Abstract
Introduction and Objectives:
Bladder neck contracture and sexual dysfunction are associated with transurethral resection of the prostate for benign prostatic hyperplasia (BPH). Removing the obstruction without disrupting the prostatic urethra promises to improve the postsurgical quality of life of patients suffering from lower urinary tract symptoms caused by BPH by decreasing hematuria and preserving antegrade ejaculation. Our aim was to describe, in the accompanying video, the step-by-step approach for a robot-assisted urethra sparing simple prostatectomy (US-RASP).
Methods:
From January 2018 to March 2019, 10 consecutive patients who had undergone US-RASP were identified from our database. Procedures were performed as described stepwise in the accompanying video. In US-RASP, a 2.5 cm paraumbilical incision is made, a Veress needle is inserted and the peritoneal cavity entered. The peritoneal space is expanded using CO2 insufflation and a blunt ended camera port is inserted, enabling the placement of further three ports for robot docking. The bladder was opened longitudinally to identify the urethra and the median lobe followed by two longitudinal capsulotomies. Prostate adenoma is resected circumferentially while sparing the urethra in the midline. Electrocautery hemostasis is performed. The median lobe is pushed through the third arm to be resected through the same capsulotomies when needed. A 22F three-way catheter is placed. Anterior capsulotomy is closed in one layer using 3/0 V-loc suture. The bladder is closed in two layers using 3/0 V-loc suture. A drain is left in the retropubic space in cases of inadvertent urethral injury requiring repair.

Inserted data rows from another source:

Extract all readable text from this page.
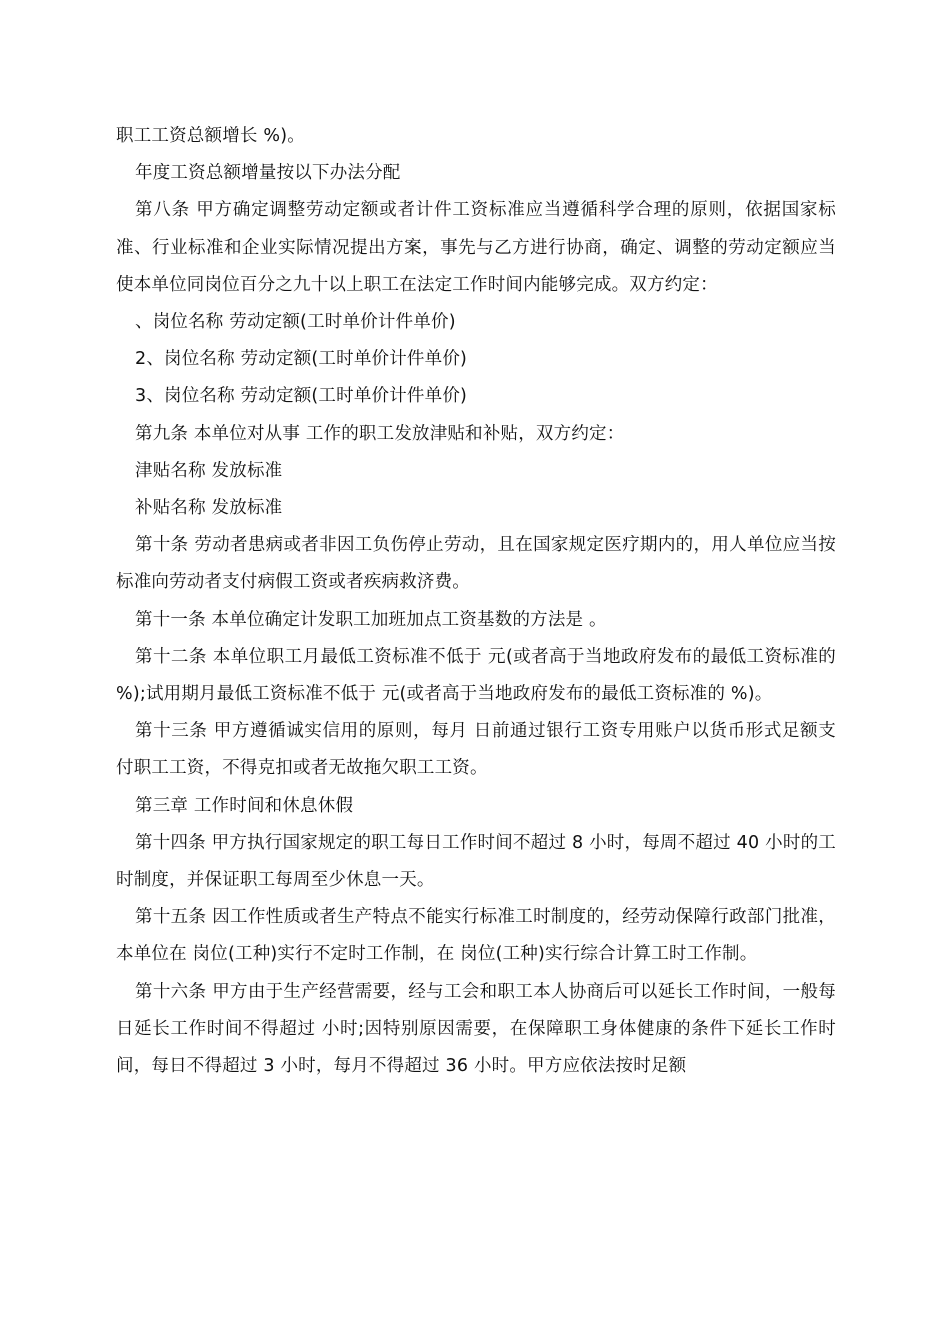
职工工资总额增长 %)。

年度工资总额增量按以下办法分配

第八条 甲方确定调整劳动定额或者计件工资标准应当遵循科学合理的原则，依据国家标准、行业标准和企业实际情况提出方案，事先与乙方进行协商，确定、调整的劳动定额应当使本单位同岗位百分之九十以上职工在法定工作时间内能够完成。双方约定：

、岗位名称 劳动定额(工时单价计件单价)

2、岗位名称 劳动定额(工时单价计件单价)

3、岗位名称 劳动定额(工时单价计件单价)

第九条 本单位对从事 工作的职工发放津贴和补贴，双方约定：

津贴名称 发放标准

补贴名称 发放标准

第十条 劳动者患病或者非因工负伤停止劳动，且在国家规定医疗期内的，用人单位应当按 标准向劳动者支付病假工资或者疾病救济费。

第十一条 本单位确定计发职工加班加点工资基数的方法是 。

第十二条 本单位职工月最低工资标准不低于 元(或者高于当地政府发布的最低工资标准的 %);试用期月最低工资标准不低于 元(或者高于当地政府发布的最低工资标准的 %)。

第十三条 甲方遵循诚实信用的原则，每月 日前通过银行工资专用账户以货币形式足额支付职工工资，不得克扣或者无故拖欠职工工资。

第三章 工作时间和休息休假

第十四条 甲方执行国家规定的职工每日工作时间不超过 8 小时，每周不超过 40 小时的工时制度，并保证职工每周至少休息一天。

第十五条 因工作性质或者生产特点不能实行标准工时制度的，经劳动保障行政部门批准，本单位在 岗位(工种)实行不定时工作制，在 岗位(工种)实行综合计算工时工作制。

第十六条 甲方由于生产经营需要，经与工会和职工本人协商后可以延长工作时间，一般每日延长工作时间不得超过 小时;因特别原因需要，在保障职工身体健康的条件下延长工作时间，每日不得超过 3 小时，每月不得超过 36 小时。甲方应依法按时足额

The patient is discharged usually on postoperative day 1 with the catheter in situ.
Results:
Of our 10 patients, median values were age 65 years (interquartile range [IQR]: 61.75–72) and median prostate volume measured by ultrasonography was 100 mL (IQR: 99.25–150). Median operative time was 135 min (IQR: 115–157.5). The median estimated blood loss was 150 mL (IQR: 100–150). Continuous bladder irrigation was avoided in all patients. The median time to catheter removal was 4.5 days (IQR: 3.75–7), with a median hospital stay of 1 day (IQR: 1–1.25). Clavien–Dindo complications were I (1) and II (2). Median resected prostate weight was 70 g (IQR: 60–103.75). Incidental prostate cancer was found in one patient and inadvertent urethral injury requiring repair (using 4-0 Vicryl) occurred in three patients. No patients were catheter-dependent postoperatively. At 12 months follow-up, median International Prostate Symptom Score and International Index of Erectile Function score were 8.5 (IQR: 7–10) and 19.5 (IQR: 16–22.75), respectively, median post-void residual was 23 mL (IQR: 10–25), and satisfactory anterograde ejaculation was reported in 7 patients (70%).
Conclusions:
We describe a robot-assisted technique to perform US-RASP. Our procedure, if validated, may add to the available methods to treat BPH and potentially reduce retrograde ejaculation and postoperative hematuria.
Acknowledgments: The author acknowledges and appreciates Dr. Sanjay B. Kulkarni for his review of the procedure in the video and his critical comments on the technique.
No competing financial interests exist.